The demand for sustainable sourcing of raw materials in cosmetics is ramping up, and cosmetic manufacturers are responding to these demands by launching take-back recycling initiatives to make recycling difficult products like cosmetic containers an easy task for consumers.
TerraCycle is just one of the companies that are lending a helping hand to ensure that cosmetic products are recycled properly. A few years ago, the company teamed with beauty brand Garnier to create the Personal Care and Beauty Recycling Program, which is a free program that accepts shampoo and conditioner bottles, eye cream tubs and hair spray pumps.
The Huffington Post has more on this growing trend:
Cosmetics are part of a multi-billion dollar global industry expected to reach $675 billion by 2020. As with most industries today, one of its fastest growing influences on consumer purchasing behavior are claims for sustainability.
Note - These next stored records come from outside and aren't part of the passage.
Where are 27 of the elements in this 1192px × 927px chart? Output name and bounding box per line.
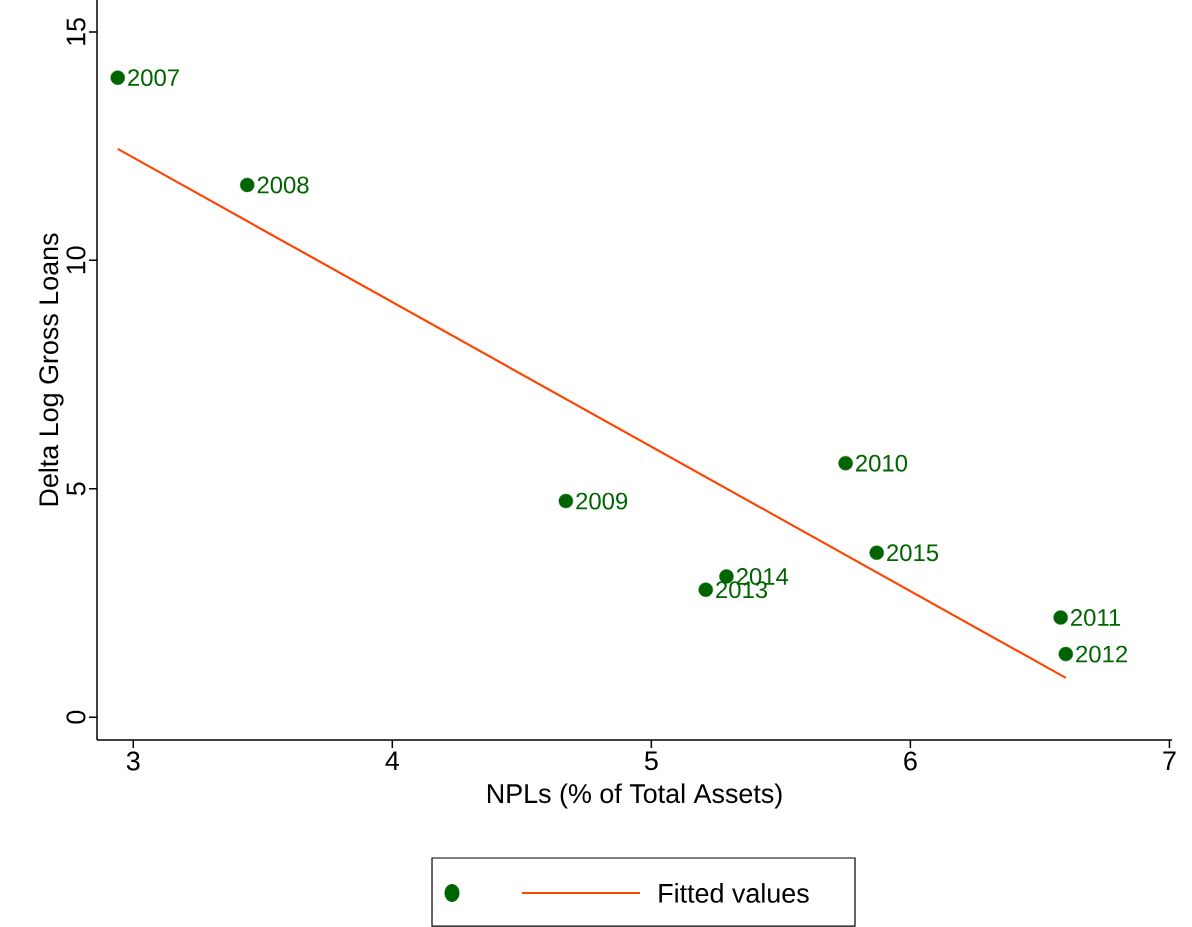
y-tick-label: 10 — [66, 246, 86, 274]
y-axis-title: Delta Log Gross Loans — [38, 233, 64, 506]
x-axis-title: NPLs (% of Total Assets) — [487, 783, 782, 809]
annotation: 2007 — [128, 69, 179, 87]
annotation: 2010 — [856, 454, 908, 472]
x-tick-label: 7 — [1163, 751, 1176, 771]
annotation: 2009 — [576, 492, 628, 510]
annotation: 2011 — [1071, 609, 1121, 627]
annotation: 2008 — [257, 176, 309, 194]
point — [1058, 646, 1074, 662]
y-tick-label: 5 — [66, 482, 86, 496]
point — [869, 545, 884, 560]
annotation: 2012 — [1076, 645, 1127, 663]
point — [110, 70, 125, 85]
legend-label: Fitted values — [659, 883, 809, 903]
point — [558, 493, 574, 509]
point — [698, 582, 713, 597]
point — [1053, 610, 1068, 625]
x-tick-label: 3 — [126, 751, 140, 771]
x-tick-label: 5 — [644, 751, 658, 771]
point — [838, 455, 853, 471]
y-tick-label: 0 — [66, 710, 86, 724]
x-tick-label: 6 — [904, 751, 917, 771]
annotation: 2015 — [887, 544, 939, 562]
point — [240, 177, 255, 193]
y-tick-label: 15 — [66, 18, 86, 45]
x-tick-label: 4 — [385, 751, 400, 771]
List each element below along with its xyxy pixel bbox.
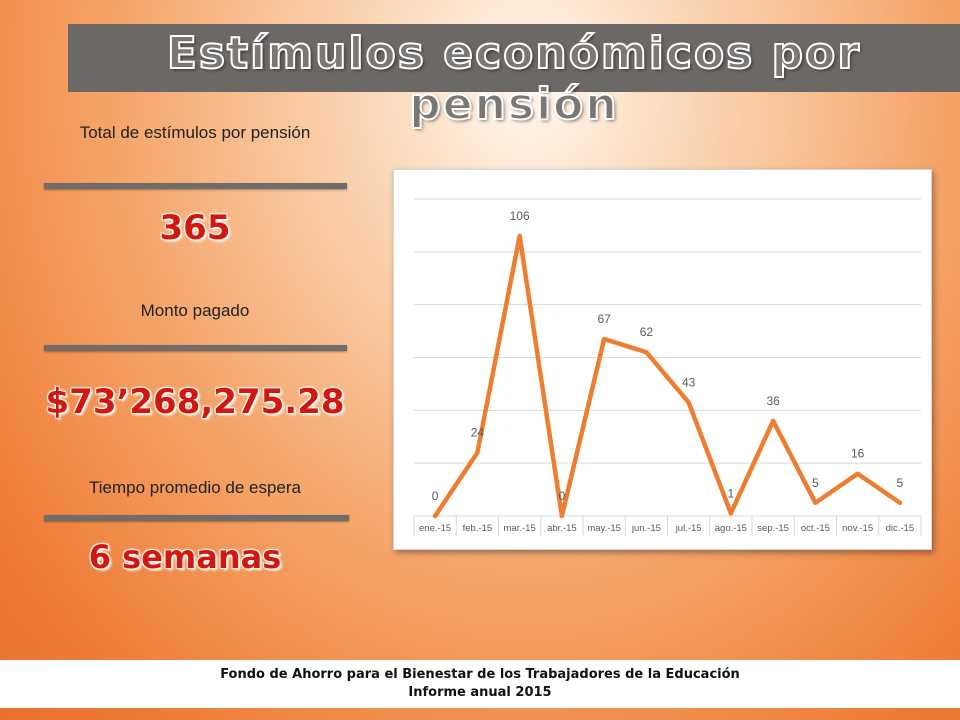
data-point [855, 471, 860, 476]
divider-1 [44, 183, 347, 189]
data-label: 1 [728, 486, 735, 500]
data-label: 62 [640, 325, 654, 339]
stat-wait-label: Tiempo promedio de espera [89, 478, 301, 497]
stat-wait-value: 6 semanas [88, 538, 282, 576]
footer: Fondo de Ahorro para el Bienestar de los… [0, 660, 960, 708]
series-line [432, 233, 903, 519]
divider-3 [44, 515, 349, 521]
data-point [475, 450, 480, 455]
title-bar: Estímulos económicos por pensión [68, 24, 960, 131]
divider-2 [44, 345, 347, 351]
data-label: 5 [812, 476, 819, 490]
slide-title: Estímulos económicos por pensión [166, 27, 862, 131]
x-tick-label: nov.-15 [842, 523, 873, 534]
x-tick-label: dic.-15 [886, 523, 915, 534]
data-label: 43 [682, 375, 696, 389]
stat-total-label: Total de estímulos por pensión [79, 123, 311, 142]
data-point [644, 350, 649, 355]
data-label: 36 [766, 394, 780, 408]
data-label: 106 [510, 209, 530, 223]
data-point [728, 511, 734, 516]
data-point [897, 500, 903, 505]
x-tick-label: mar.-15 [504, 523, 536, 534]
data-point [517, 233, 522, 239]
x-tick-label: feb.-15 [463, 523, 493, 534]
data-label: 24 [471, 426, 485, 440]
x-tick-label: ago.-15 [715, 523, 747, 534]
x-tick-label: may.-15 [587, 523, 621, 534]
data-point [601, 336, 607, 342]
stat-amount-value: $73’268,275.28 [45, 382, 345, 422]
data-label: 5 [897, 476, 904, 490]
data-label: 67 [597, 312, 611, 326]
footer-org: Fondo de Ahorro para el Bienestar de los… [220, 667, 740, 682]
x-tick-label: oct.-15 [801, 523, 830, 534]
data-point [770, 418, 776, 424]
data-point [559, 513, 565, 519]
stat-total-value: 365 [159, 208, 231, 248]
data-label: 0 [559, 489, 566, 503]
data-point [686, 400, 691, 405]
stat-amount-label: Monto pagado [140, 301, 250, 320]
x-tick-label: jun.-15 [631, 523, 661, 534]
x-tick-label: sep.-15 [757, 523, 789, 534]
footer-report: Informe anual 2015 [408, 685, 552, 700]
x-tick-label: abr.-15 [547, 523, 577, 534]
line-chart: ene.-15 feb.-15 mar.-15 abr.-15 may.-15 jun.-… [413, 198, 922, 536]
x-tick-label: ene.-15 [419, 523, 451, 534]
data-label: 16 [851, 447, 865, 461]
chart-container: ene.-15 feb.-15 mar.-15 abr.-15 may.-15 jun.-… [393, 169, 932, 550]
data-point [813, 500, 818, 505]
x-tick-label: jul.-15 [675, 523, 702, 534]
data-point [432, 513, 438, 519]
data-label: 0 [432, 489, 439, 503]
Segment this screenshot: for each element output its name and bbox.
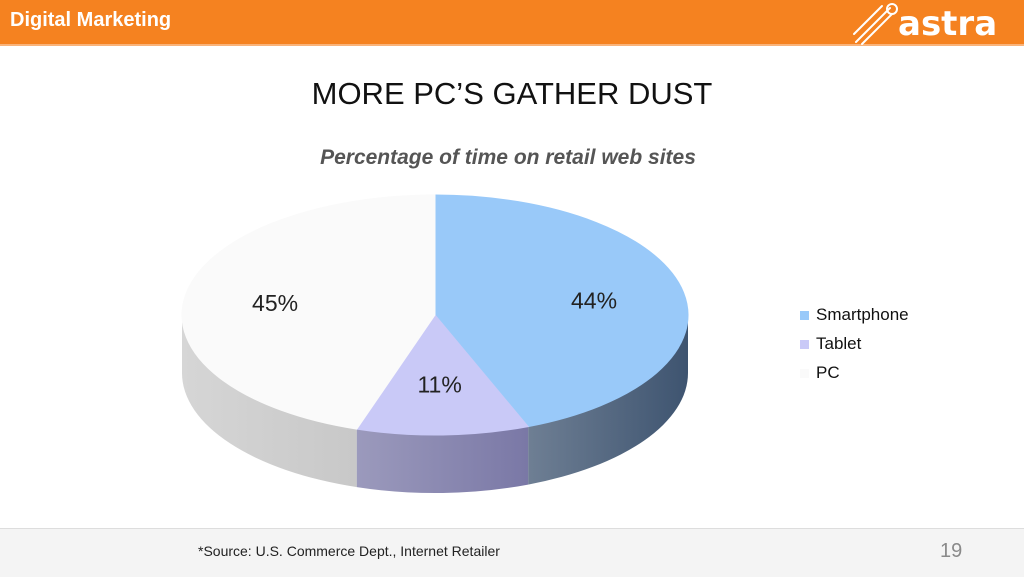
pie-side-smartphone bbox=[528, 315, 688, 485]
header-title: Digital Marketing bbox=[10, 9, 172, 31]
pie-side-tablet bbox=[356, 426, 529, 493]
legend-label-pc: PC bbox=[816, 363, 840, 382]
rocket-icon bbox=[853, 3, 898, 45]
page-number: 19 bbox=[940, 540, 963, 562]
legend-label-smartphone: Smartphone bbox=[816, 305, 909, 324]
header-bar bbox=[0, 0, 1024, 44]
source-note: *Source: U.S. Commerce Dept., Internet R… bbox=[198, 543, 500, 559]
legend-swatch-smartphone bbox=[800, 311, 809, 320]
legend-swatch-tablet bbox=[800, 340, 809, 349]
astra-logo: astra bbox=[846, 0, 1016, 46]
data-label-smartphone: 44% bbox=[571, 288, 617, 314]
slide-title: MORE PC’S GATHER DUST bbox=[311, 76, 713, 111]
legend-label-tablet: Tablet bbox=[816, 334, 862, 353]
legend-swatch-pc bbox=[800, 369, 809, 378]
data-label-pc: 45% bbox=[252, 290, 298, 316]
pie-side-pc bbox=[182, 315, 357, 488]
header-divider bbox=[0, 44, 1024, 46]
chart-title: Percentage of time on retail web sites bbox=[320, 146, 696, 169]
footer-bar bbox=[0, 528, 1024, 577]
logo-text: astra bbox=[898, 4, 998, 44]
pie-slice-smartphone bbox=[434, 194, 689, 428]
data-label-tablet: 11% bbox=[417, 372, 461, 398]
pie-slice-pc bbox=[181, 194, 436, 430]
pie-slice-tablet bbox=[355, 314, 530, 436]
Sustainable sourcing of raw materials in cosmetics is gaining popularity, and many cosmetics manufacturers have launched “take-back” recycling initiatives, engaging customers with a solution for its difficult-to-recycle product s and packaging. The trend we are seeing is clear: recyclability and perceived sustainability are en vogue.
Though all technically recyclable, “difficult-to-recycle” waste streams are not typically profitable to recycle in our current infrastructure. Cosmetics are often packaged in containers that are hard to clean, and the packaging is often comprised of mixed materials (e.g. a pump-action bottle made with different plastic resins and a metal spring). With high collection, separation, and processing costs, cheap, linear disposal methods like landfilling and incineration are typically considered the most economically viable options. Even so, consumer demand for greater responsibility and more circular waste solutions is resonating across industries, cosmetics included.